Symptoms:
User configures network settings of a VM in a VPG to something different from the ZCA network settings, in terms of selected VPC, Subnet, and Security Group.
As a result, recovery to AWS will fail with the following error message:
Unable To Access S3 Bucket {aa} Which Is Required For Recovery Operations. Make Sure The Following Recovery Have Access To S3: VPC ID {yy} , Subnet Id {tt} , Security Group Id {ff}
Cause:
No access from the zImporter instance(s) to the ZCA's S3 bucket because VPC and/or Subnet and/or Security Group configured in the VPG do not have access to the S3 ZCA bucket.

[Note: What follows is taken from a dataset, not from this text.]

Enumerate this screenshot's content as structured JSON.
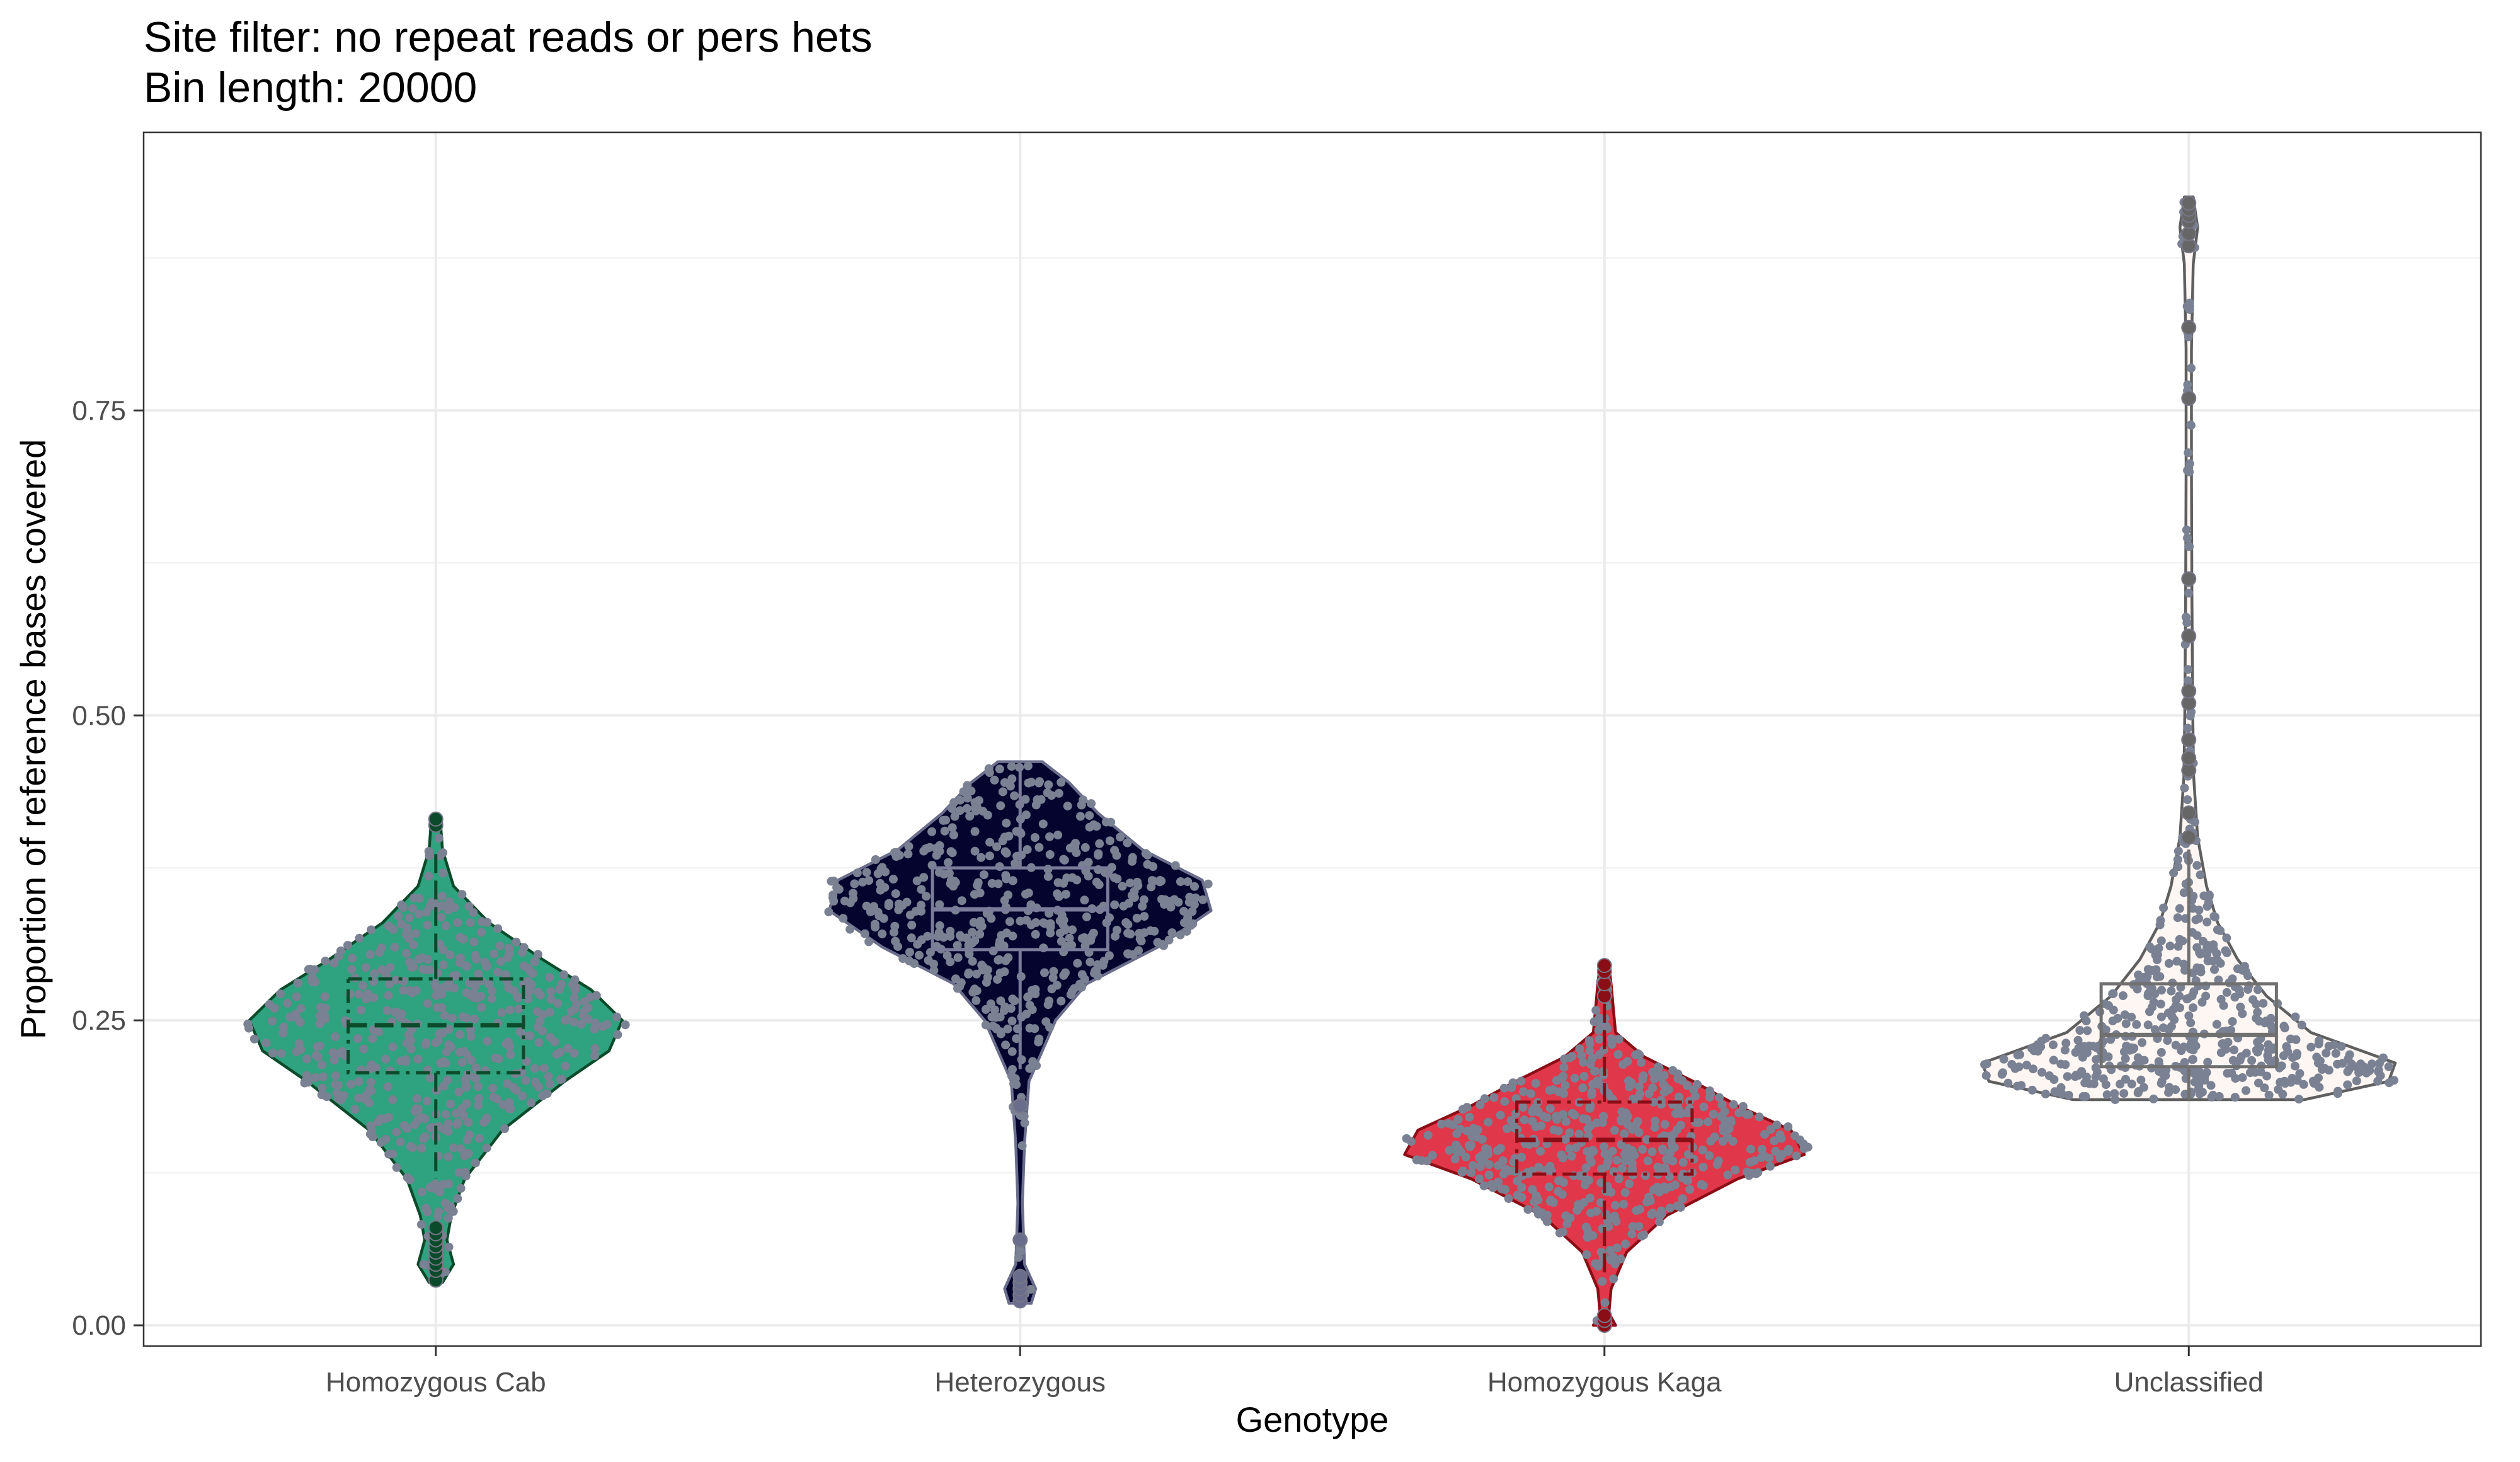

There is no validation in Edit/Create VPG and thus a user will not know recovery to AWS will fail until an attempt is made.
Solution:
Workaround
1. Modify the selected VPC, Subnet, and Security Group so they can access the ZCA S3 bucket.
-OR-
2. Choose different network settings that do have access to the ZCA S3 bucket.
In order to setup access to the S3 bucket:
1. Create an S3 endpoint in the VPC.
2. Set the Outbound rules of the Security Group to allow all traffic.
NOTE: This is required because of IAM services that must be reached but no VPC endpoint can be created in AWS currently.